Monday, July 30, 2012

Amazingly easy water-saving tricks of Japanese homes

 "Design for your water to flow through your system as long and as slowly as you can."
This $4 attachment saves the Japanese millions of litres.


Here is the story of my much-used bathwater in Japan.
Firstly,  you don't get into the bath until you have soaped and rinsed and soaped and rinsed, and you are glowing with purity.
The purpose of the bath is relaxing, not cleaning. We all know that.
(Want to save the world? Tell the truth quickly)

One by one every member of the family takes a bath.
Yes, in the same hot water.

The lid is put on to keep the warmth in.
In summer, its still warm the next evening.
Why is it still considered clean?
Germs need three things to proliferate, one is missing.
You are clever and can work it out.

The gas re-heater heats it back to 42 degrees, and in we plunge, and say "Ahh!"





After a few days of this, you link the bath to the washing machine, and wash your clothes in the used bathwater.  
Everyone does, its designed in. 





All this for a country that six weeks of non-stop rain from June, and probably 10 times the rain that we Aussies have. 

The 'designed in' resourcefulness of Japan made Melbourne's water restrictions of a few years ago seem a bit like a Larel and Hardy show. 


Eventually, I put the old machine right where the water was needed.

Good on you Japan!

But none of us are 'even' in the quality of our actions.
Coming up in another blogpost will be a diatribe on the utterly avoidable house-cooling failings of Nuclear-powered Japan. 

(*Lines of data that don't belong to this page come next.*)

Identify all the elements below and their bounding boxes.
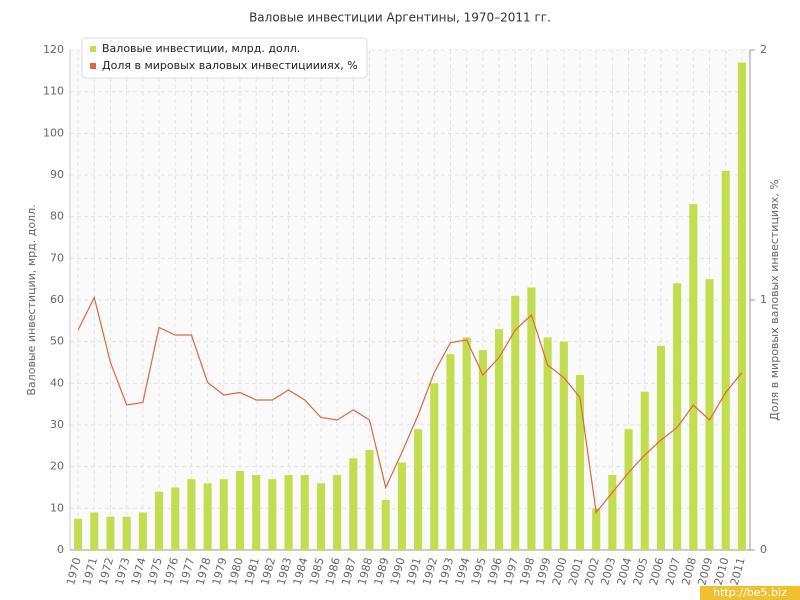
bar <box>90 512 99 550</box>
legend-swatch <box>90 63 96 69</box>
bar <box>446 354 455 550</box>
y-tick-label: 80 <box>50 210 64 223</box>
y-tick-label: 30 <box>50 418 64 431</box>
y2-axis-label: Доля в мировых валовых инвестициях, % <box>768 179 781 420</box>
bar <box>721 170 730 551</box>
watermark: http://be5.biz <box>713 586 787 599</box>
bar <box>737 62 746 550</box>
bar <box>187 479 196 550</box>
legend-label: Валовые инвестиции, млрд. долл. <box>102 42 300 55</box>
bar <box>592 508 601 550</box>
bar <box>171 487 180 550</box>
bar <box>608 475 617 550</box>
bar <box>624 429 633 550</box>
y-axis-label: Валовые инвестиции, мрд. долл. <box>25 204 38 395</box>
bar <box>365 450 374 550</box>
bar <box>397 462 406 550</box>
y2-tick-label: 0 <box>760 543 767 556</box>
bar <box>252 475 261 550</box>
bar <box>559 341 568 550</box>
bar <box>673 283 682 550</box>
y-tick-label: 60 <box>50 293 64 306</box>
bar <box>268 479 277 550</box>
bar <box>316 483 325 550</box>
bar <box>527 287 536 550</box>
bar <box>349 458 358 550</box>
legend-label: Доля в мировых валовых инвестициииях, % <box>102 59 358 72</box>
y-tick-label: 90 <box>50 168 64 181</box>
bar <box>543 337 552 550</box>
bar <box>219 479 228 550</box>
bar <box>300 475 309 550</box>
line <box>77 295 743 514</box>
bar <box>414 429 423 550</box>
bar <box>284 475 293 550</box>
y2-tick-label: 1 <box>760 293 767 306</box>
bar <box>705 279 714 550</box>
bar <box>575 375 585 550</box>
bar <box>203 483 212 550</box>
bar <box>381 500 390 550</box>
y-tick-label: 70 <box>50 251 64 264</box>
bar <box>478 350 487 550</box>
bar <box>511 295 520 550</box>
bar <box>122 516 131 550</box>
bar <box>235 470 245 550</box>
y-tick-label: 40 <box>50 376 64 389</box>
y-tick-label: 110 <box>43 85 64 98</box>
y-tick-label: 0 <box>57 543 64 556</box>
watermark-bg <box>700 586 800 600</box>
y-tick-label: 20 <box>50 460 64 473</box>
y-tick-label: 50 <box>50 335 64 348</box>
bar <box>138 512 147 550</box>
bar <box>656 345 665 550</box>
bar <box>106 516 115 550</box>
bar <box>74 518 83 550</box>
y-tick-label: 10 <box>50 501 64 514</box>
legend-swatch <box>90 46 96 52</box>
bar <box>462 337 471 550</box>
bar <box>430 383 439 550</box>
bar <box>640 391 649 550</box>
y-tick-label: 100 <box>43 126 64 139</box>
chart-title: Валовые инвестиции Аргентины, 1970–2011 … <box>249 11 551 25</box>
bar <box>689 204 698 550</box>
y2-tick-label: 2 <box>760 43 767 56</box>
bar <box>495 329 504 550</box>
bar <box>333 475 342 550</box>
y-tick-label: 120 <box>43 43 64 56</box>
legend-box <box>81 37 368 79</box>
bar <box>155 491 164 550</box>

I just have to calm down about it first. 
And just focus on whats going right, how it happened, and how to extend it.

Way to go!






2 comments:

whippingitup said...

Loving receiving your daily posts :) and being exposed to the life and way of Japan... Through your eyes. Thanks!

Cecilia Macaulay said...

Thank-you!
Who knows what the Japanese influence will do to you??